The new proposals would simplify procedures which are costly time-consuming and disproportionate for new methods of underground drilling. Oil, gas and deep geothermal companies will be able to explore their potential, and will in return provide a voluntary community payment for access.
The proposals are:
- Underground right of access for shale gas and deep geothermal operations only below 300m (nearly 1000ft);
- A voluntary community payment of £20,000 per lateral well; and
- A clear notification system to alert local people.
“Britain needs more home-grown energy. Shale development will bring jobs and business opportunities,” said UK Business and Energy Minister Michael Fallon. “We are keen for shale and geothermal exploration to go ahead while protecting residents through the robust regulation that is in place.”
“These proposals allow shale and geothermal development while offering a fair deal for communities in return for underground access at depths so deep they will have no negative impact on landowners.”
A company looking to develop shale or geothermal will still need to obtain all the necessary permissions. There are controls in place to regulate seismicity, environmental impacts and planning impacts and there are numerous opportunities for local communities to engage ahead of any development.
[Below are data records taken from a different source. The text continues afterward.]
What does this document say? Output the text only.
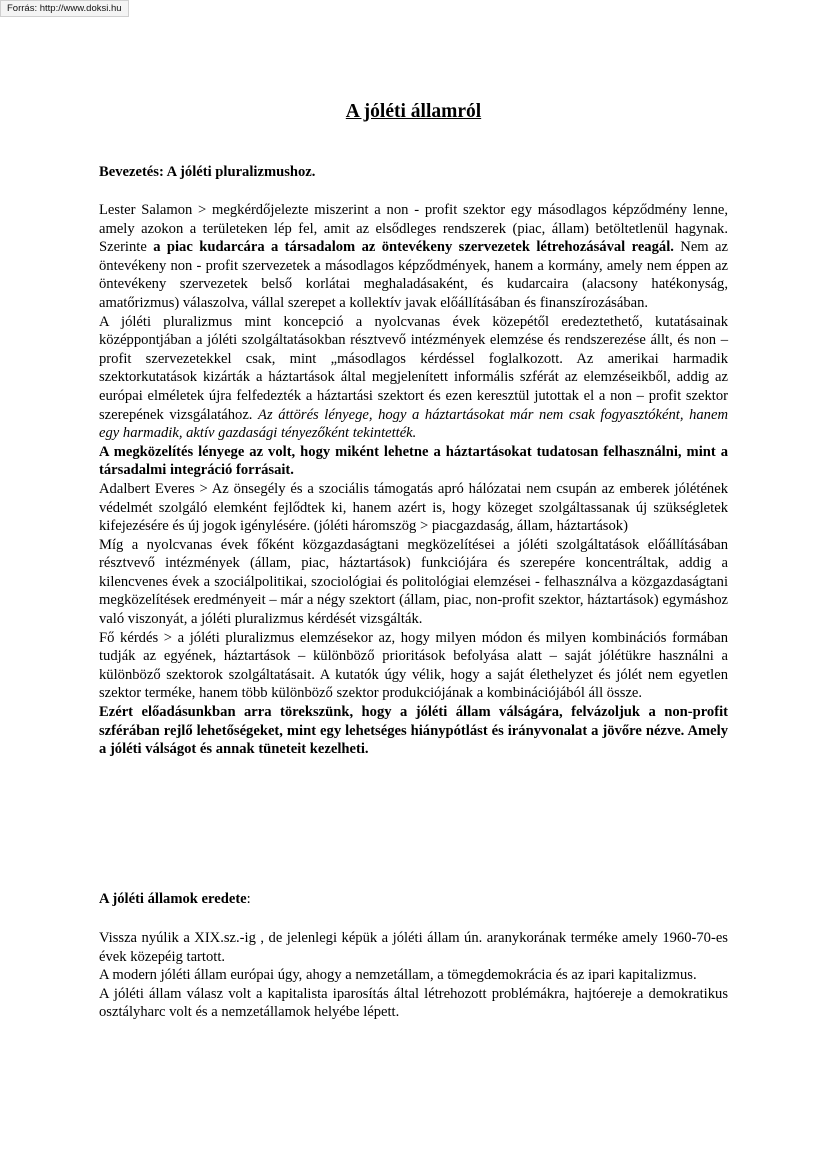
Forrás: http://www.doksi.hu
A jóléti államról
Bevezetés: A jóléti pluralizmushoz.

Lester Salamon > megkérdőjelezte miszerint a non - profit szektor egy másodlagos képződmény lenne, amely azokon a területeken lép fel, amit az elsődleges rendszerek (piac, állam) betöltetlenül hagynak. Szerinte a piac kudarcára a társadalom az öntevékeny szervezetek létrehozásával reagál. Nem az öntevékeny non - profit szervezetek a másodlagos képződmények, hanem a kormány, amely nem éppen az öntevékeny szervezetek belső korlátai meghaladásaként, és kudarcaira (alacsony hatékonyság, amatőrizmus) válaszolva, vállal szerepet a kollektív javak előállításában és finanszírozásában.

A jóléti pluralizmus mint koncepció a nyolcvanas évek közepétől eredeztethető, kutatásainak középpontjában a jóléti szolgáltatásokban résztvevő intézmények elemzése és rendszerezése állt, és non – profit szervezetekkel csak, mint „másodlagos kérdéssel foglalkozott. Az amerikai harmadik szektorkutatások kizárták a háztartások által megjelenített informális szférát az elemzéseikből, addig az európai elméletek újra felfedezték a háztartási szektort és ezen keresztül jutottak el a non – profit szektor szerepének vizsgálatához. Az áttörés lényege, hogy a háztartásokat már nem csak fogyasztóként, hanem egy harmadik, aktív gazdasági tényezőként tekintették.

A megközelítés lényege az volt, hogy miként lehetne a háztartásokat tudatosan felhasználni, mint a társadalmi integráció forrásait.

Adalbert Everes > Az önsegély és a szociális támogatás apró hálózatai nem csupán az emberek jólétének védelmét szolgáló elemként fejlődtek ki, hanem azért is, hogy közeget szolgáltassanak új szükségletek kifejezésére és új jogok igénylésére. (jóléti háromszög > piacgazdaság, állam, háztartások)

Míg a nyolcvanas évek főként közgazdaságtani megközelítései a jóléti szolgáltatások előállításában résztvevő intézmények (állam, piac, háztartások) funkciójára és szerepére koncentráltak, addig a kilencvenes évek a szociálpolitikai, szociológiai és politológiai elemzései - felhasználva a közgazdaságtani megközelítések eredményeit – már a négy szektort (állam, piac, non-profit szektor, háztartások) egymáshoz való viszonyát, a jóléti pluralizmus kérdését vizsgálták.

Fő kérdés > a jóléti pluralizmus elemzésekor az, hogy milyen módon és milyen kombinációs formában tudják az egyének, háztartások – különböző prioritások befolyása alatt – saját jólétükre használni a különböző szektorok szolgáltatásait. A kutatók úgy vélik, hogy a saját élethelyzet és jólét nem egyetlen szektor terméke, hanem több különböző szektor produkciójának a kombinációjából áll össze.

Ezért előadásunkban arra törekszünk, hogy a jóléti állam válságára, felvázoljuk a non-profit szférában rejlő lehetőségeket, mint egy lehetséges hiánypótlást és irányvonalat a jövőre nézve. Amely a jóléti válságot és annak tüneteit kezelheti.

A jóléti államok eredete:

Vissza nyúlik a XIX.sz.-ig , de jelenlegi képük a jóléti állam ún. aranykorának terméke amely 1960-70-es évek közepéig tartott.

A modern jóléti állam európai úgy, ahogy a nemzetállam, a tömegdemokrácia és az ipari kapitalizmus.

A jóléti állam válasz volt a kapitalista iparosítás által létrehozott problémákra, hajtóereje a demokratikus osztályharc volt és a nemzetállamok helyébe lépett.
Many other industries already access underground land beneath people’s homes in order to lay cables and build infrastructure such as water pipes and tunnels. These are much closer to the surface than the access concerned here. For example the deepest Tube station is around 32m below ground - drilling for gas, oil and deep geothermal energy is much deeper and these proposals would only apply from 300 meters down. Any hydraulic fracturing would only occur at far greater depths of 1.5 kilometer (around 5000ft) or more.
This consultation will be open for 12 weeks. Once feedback has been considered, the UK government will announce next steps.
The Department of Energy and Climate Change has also published a further report by the British Geological Survey on shale gas resources in Great Britain. The new report assesses the resources of the Jurassic shales of the Weald (PDF).
The new Weald report follows a report published last year on the Bowland-Hodder shales of northern England. These reports estimate the oil and gas resources of the formations studied (the oil or gas in the ground) - these are not reserves. For the Weald area, the BGS concludes there is unlikely to be any shale gas potential, but a reasonable central estimate for shale oil is 4.4bn barrels in the ground- again these are not reserves.
A further DECC/BGS report, on the Midland Valley of Scotland, is in preparation.